Bruce Pearl yelling with his hand cupped around his mouth, looking pretty insane, during a game against Texas A&M on March 4, 2025.
Alex Slitz/Getty Images

A big part of the fun of watching March Madness comes from being wrong. This may not be true for the loyalists and degenerates who have an emotional or financial stake in the outcomes, but I treat the college basketball season and its giddy final act more or less the same way that I treated my classes in college: I do enough research to feel OK with myself and pass for informed, otherwise consume whatever feels right whenever it occurs to me, and try to bear in mind that it doesn't really matter that much. I am roughly as good at filling out a bracket as I was at being a history major, and while I'm not a historian, I do have a diploma.

This week, we were visited by Ken Pomeroy, the college basketball stats icon (and ace blogger) whose eponymous ratings are both the absolute state of the art in terms of understanding the broader state of play in college basketball and, from my experience, no help when it comes to picking a bracket. Ken would be the first to admit the latter, which is part of what makes him such a delightful guest.

Another big part of that is his patience.
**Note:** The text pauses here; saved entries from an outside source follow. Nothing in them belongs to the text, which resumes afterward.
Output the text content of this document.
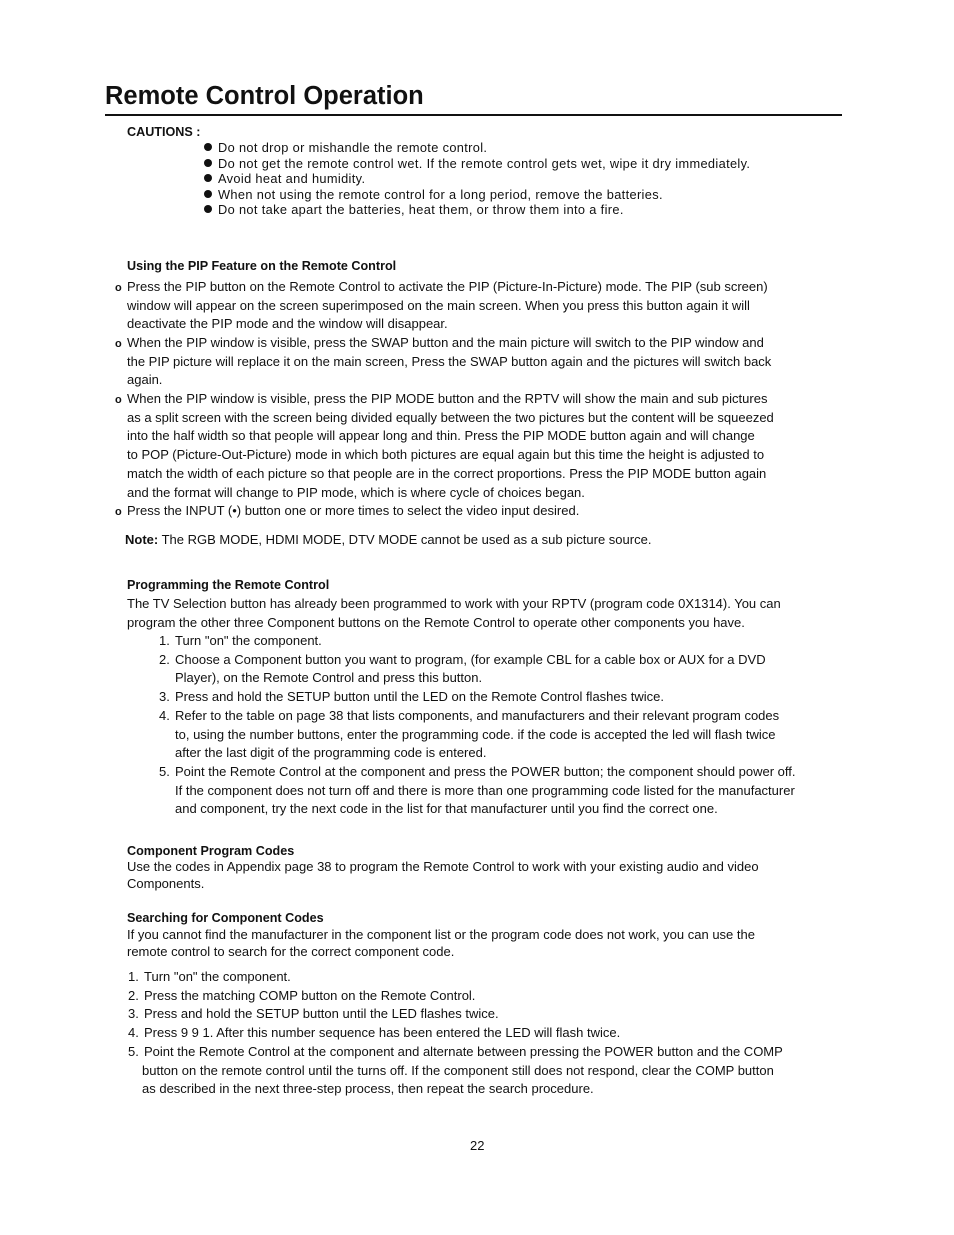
Remote Control Operation
CAUTIONS :
Do not drop or mishandle the remote control.
Do not get the remote control wet. If the remote control gets wet, wipe it dry immediately.
Avoid heat and humidity.
When not using the remote control for a long period, remove the batteries.
Do not take apart the batteries, heat them, or throw them into a fire.
Using the PIP Feature on the Remote Control
o Press the PIP button on the Remote Control to activate the PIP (Picture-In-Picture) mode. The PIP (sub screen)
window will appear on the screen superimposed on the main screen. When you press this button again it will
deactivate the PIP mode and the window will disappear.
o When the PIP window is visible, press the SWAP button and the main picture will switch to the PIP window and
the PIP picture will replace it on the main screen, Press the SWAP button again and the pictures will switch back
again.
o When the PIP window is visible, press the PIP MODE button and the RPTV will show the main and sub pictures
as a split screen with the screen being divided equally between the two pictures but the content will be squeezed
into the half width so that people will appear long and thin. Press the PIP MODE button again and will change
to POP (Picture-Out-Picture) mode in which both pictures are equal again but this time the height is adjusted to
match the width of each picture so that people are in the correct proportions. Press the PIP MODE button again
and the format will change to PIP mode, which is where cycle of choices began.
o Press the INPUT (•) button one or more times to select the video input desired.
Note: The RGB MODE, HDMI MODE, DTV MODE cannot be used as a sub picture source.
Programming the Remote Control
The TV Selection button has already been programmed to work with your RPTV (program code 0X1314). You can
program the other three Component buttons on the Remote Control to operate other components you have.
1. Turn "on" the component.
2. Choose a Component button you want to program, (for example CBL for a cable box or AUX for a DVD
Player), on the Remote Control and press this button.
3. Press and hold the SETUP button until the LED on the Remote Control flashes twice.
4. Refer to the table on page 38 that lists components, and manufacturers and their relevant program codes
to, using the number buttons, enter the programming code. if the code is accepted the led will flash twice
after the last digit of the programming code is entered.
5. Point the Remote Control at the component and press the POWER button; the component should power off.
If the component does not turn off and there is more than one programming code listed for the manufacturer
and component, try the next code in the list for that manufacturer until you find the correct one.
Component Program Codes
Use the codes in Appendix page 38 to program the Remote Control to work with your existing audio and video
Components.
Searching for Component Codes
If you cannot find the manufacturer in the component list or the program code does not work, you can use the
remote control to search for the correct component code.
1. Turn "on" the component.
2. Press the matching COMP button on the Remote Control.
3. Press and hold the SETUP button until the LED flashes twice.
4. Press 9 9 1. After this number sequence has been entered the LED will flash twice.
5. Point the Remote Control at the component and alternate between pressing the POWER button and the COMP
button on the remote control until the turns off. If the component still does not respond, clear the COMP button
as described in the next three-step process, then repeat the search procedure.
22
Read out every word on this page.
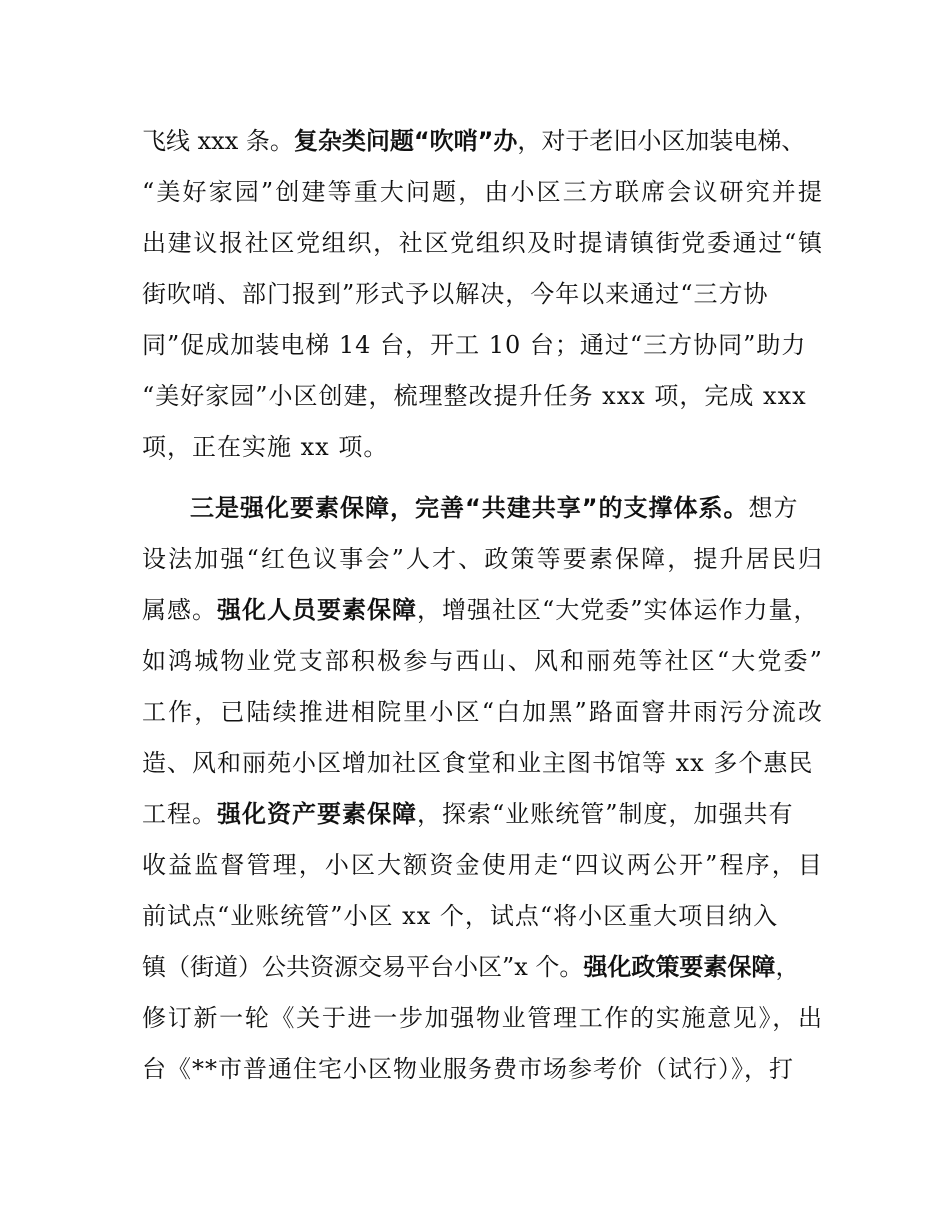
飞线 xxx 条。复杂类问题“吹哨”办，对于老旧小区加装电梯、
“美好家园”创建等重大问题，由小区三方联席会议研究并提
出建议报社区党组织，社区党组织及时提请镇街党委通过“镇
街吹哨、部门报到”形式予以解决，今年以来通过“三方协
同”促成加装电梯 14 台，开工 10 台；通过“三方协同”助力
“美好家园”小区创建，梳理整改提升任务 xxx 项，完成 xxx
项，正在实施 xx 项。
三是强化要素保障，完善“共建共享”的支撑体系。想方
设法加强“红色议事会”人才、政策等要素保障，提升居民归
属感。强化人员要素保障，增强社区“大党委”实体运作力量，
如鸿城物业党支部积极参与西山、风和丽苑等社区“大党委”
工作，已陆续推进相院里小区“白加黑”路面窨井雨污分流改
造、风和丽苑小区增加社区食堂和业主图书馆等 xx 多个惠民
工程。强化资产要素保障，探索“业账统管”制度，加强共有
收益监督管理，小区大额资金使用走“四议两公开”程序，目
前试点“业账统管”小区 xx 个，试点“将小区重大项目纳入
镇（街道）公共资源交易平台小区”x 个。强化政策要素保障，
修订新一轮《关于进一步加强物业管理工作的实施意见》，出
台《**市普通住宅小区物业服务费市场参考价（试行）》，打
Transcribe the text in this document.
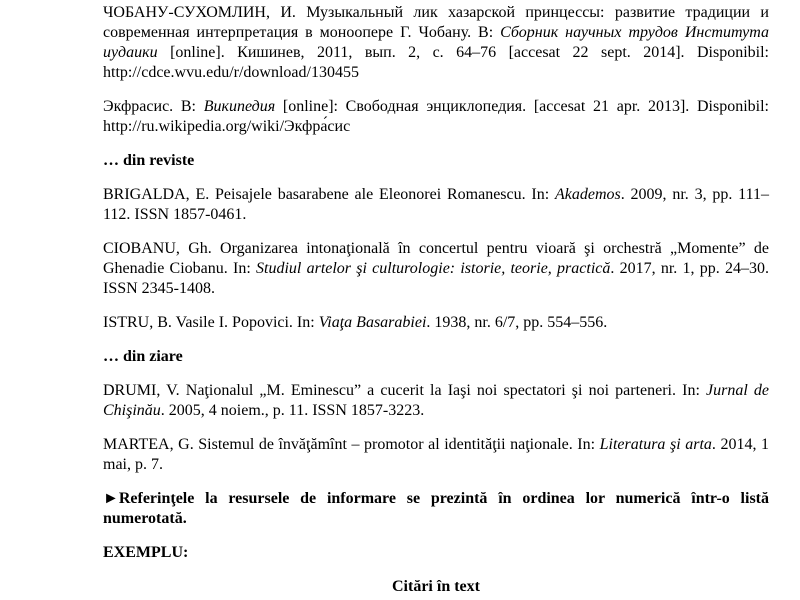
ЧОБАНУ-СУХОМЛИН, И. Музыкальный лик хазарской принцессы: развитие традиции и современная интерпретация в моноопере Г. Чобану. В: Сборник научных трудов Института иудаики [online]. Кишинев, 2011, вып. 2, с. 64–76 [accesat 22 sept. 2014]. Disponibil: http://cdce.wvu.edu/r/download/130455

Экфрасис. В: Википедия [online]: Свободная энциклопедия. [accesat 21 apr. 2013]. Disponibil: http://ru.wikipedia.org/wiki/Экфра́сис

… din reviste

BRIGALDA, E. Peisajele basarabene ale Eleonorei Romanescu. In: Akademos. 2009, nr. 3, pp. 111–112. ISSN 1857-0461.

CIOBANU, Gh. Organizarea intonaţională în concertul pentru vioară şi orchestră „Momente” de Ghenadie Ciobanu. In: Studiul artelor şi culturologie: istorie, teorie, practică. 2017, nr. 1, pp. 24–30. ISSN 2345-1408.

ISTRU, B. Vasile I. Popovici. In: Viaţa Basarabiei. 1938, nr. 6/7, pp. 554–556.

… din ziare

DRUMI, V. Naţionalul „M. Eminescu” a cucerit la Iaşi noi spectatori şi noi parteneri. In: Jurnal de Chişinău. 2005, 4 noiem., p. 11. ISSN 1857-3223.

MARTEA, G. Sistemul de învăţămînt – promotor al identităţii naţionale. In: Literatura şi arta. 2014, 1 mai, p. 7.

►Referinţele la resursele de informare se prezintă în ordinea lor numerică într-o listă numerotată.

EXEMPLU:

Citări în text
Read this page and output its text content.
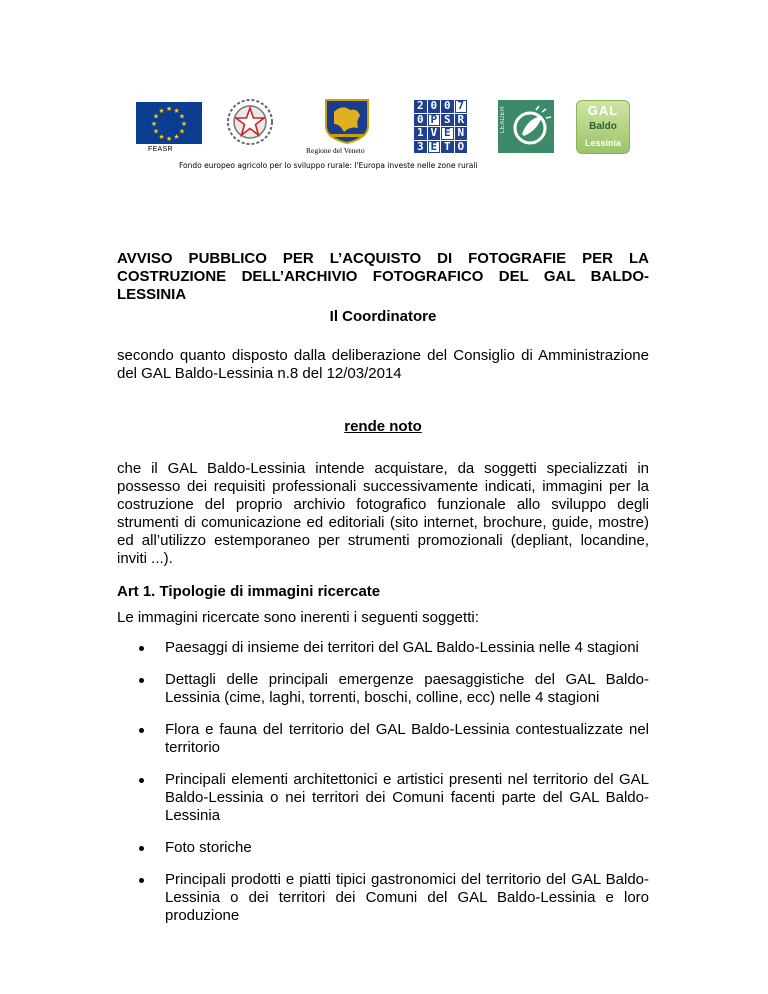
★ ★
★
★
★
★
★
★
★
★
★
★
FEASR	Regione del Veneto
2 0 0 7
0 P S R
1 V E N
3 E T O
LEADER	GAL
Baldo
Lessinia
Fondo europeo agricolo per lo sviluppo rurale: l'Europa investe nelle zone rurali
AVVISO PUBBLICO PER L’ACQUISTO DI FOTOGRAFIE PER LA COSTRUZIONE DELL’ARCHIVIO FOTOGRAFICO DEL GAL BALDO-LESSINIA
Il Coordinatore
secondo quanto disposto dalla deliberazione del Consiglio di Amministrazione del GAL Baldo-Lessinia n.8 del 12/03/2014
rende noto
che il GAL Baldo-Lessinia intende acquistare, da soggetti specializzati in possesso dei requisiti professionali successivamente indicati, immagini per la costruzione del proprio archivio fotografico funzionale allo sviluppo degli strumenti di comunicazione ed editoriali (sito internet, brochure, guide, mostre) ed all’utilizzo estemporaneo per strumenti promozionali (depliant, locandine, inviti ...).
Art 1. Tipologie di immagini ricercate
Le immagini ricercate sono inerenti i seguenti soggetti:
Paesaggi di insieme dei territori del GAL Baldo-Lessinia nelle 4 stagioni
Dettagli delle principali emergenze paesaggistiche del GAL Baldo-Lessinia (cime, laghi, torrenti, boschi, colline, ecc) nelle 4 stagioni
Flora e fauna del territorio del GAL Baldo-Lessinia contestualizzate nel territorio
Principali elementi architettonici e artistici presenti nel territorio del GAL Baldo-Lessinia o nei territori dei Comuni facenti parte del GAL Baldo-Lessinia
Foto storiche
Principali prodotti e piatti tipici gastronomici del territorio del GAL Baldo-Lessinia o dei territori dei Comuni del GAL Baldo-Lessinia e loro produzione
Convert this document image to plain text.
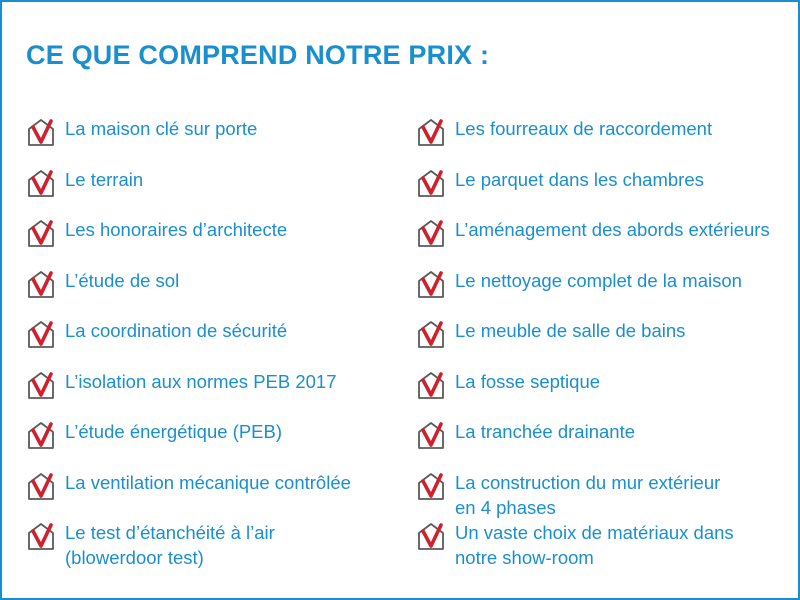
CE QUE COMPREND NOTRE PRIX :
La maison clé sur porte
Le terrain
Les honoraires d’architecte
L’étude de sol
La coordination de sécurité
L’isolation aux normes PEB 2017
L’étude énergétique (PEB)
La ventilation mécanique contrôlée
Le test d’étanchéité à l’air
(blowerdoor test)
Les fourreaux de raccordement
Le parquet dans les chambres
L’aménagement des abords extérieurs
Le nettoyage complet de la maison
Le meuble de salle de bains
La fosse septique
La tranchée drainante
La construction du mur extérieur
en 4 phases
Un vaste choix de matériaux dans
notre show-room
Drew drops in and out of watching college basketball as the spirit moves him; I watch a decent amount, but not nearly enough to have a comprehensive understanding, and eventually tend to remember someone like Levance Fields by the end of every college basketball-centric episode. While I did the same here—well, it was Chevy Troutman, if you want to be specific about it—I feel like I also learned a lot along the way.

We talked to Ken about how it felt to have his rankings cited by West Virginia's furious and startlingly pink governor in his complaint about the Mountaineers getting aced out of the tournament field. We also discussed which teams are good, which teams are fun, and how college basketball teams are constructed these days. The last bit, especially, was interesting to me as an examination of how NIL money and the wide-open transfer portal have led college basketball into something like a golden age. We talked about the wandering ronin who are now the sport's most important players, the challenge of building a program through churn and scouting, and the different ways to succeed or fail in that space. We considered Duke as a sort of throwback to the last decade's mode of roster construction, and Florida as the prime exemplar of the current style. A consideration of the retro wrecking-ball aesthetics that Rick Pitino has brought to St. John's was my excuse to remember some rectangular Pitt Guys. We made our picks, too, but no one should really be putting too much weight on that.

All that college basketball talk left us time for just one Funbag question, which led us to consider the greatest and strangest crowd pops in sports. We added to our listener's comprehensive list, but mostly talked about how crowds respond when weird things happen. It was a good fit for this moment, because while there will be all the usual roaring, no consideration of The March Experience would be complete without an appreciation for the thrill of everyone in an arena making Tim Allen Confusion Noises at the same time. If you're going to be wrong, you might as well be wrong together.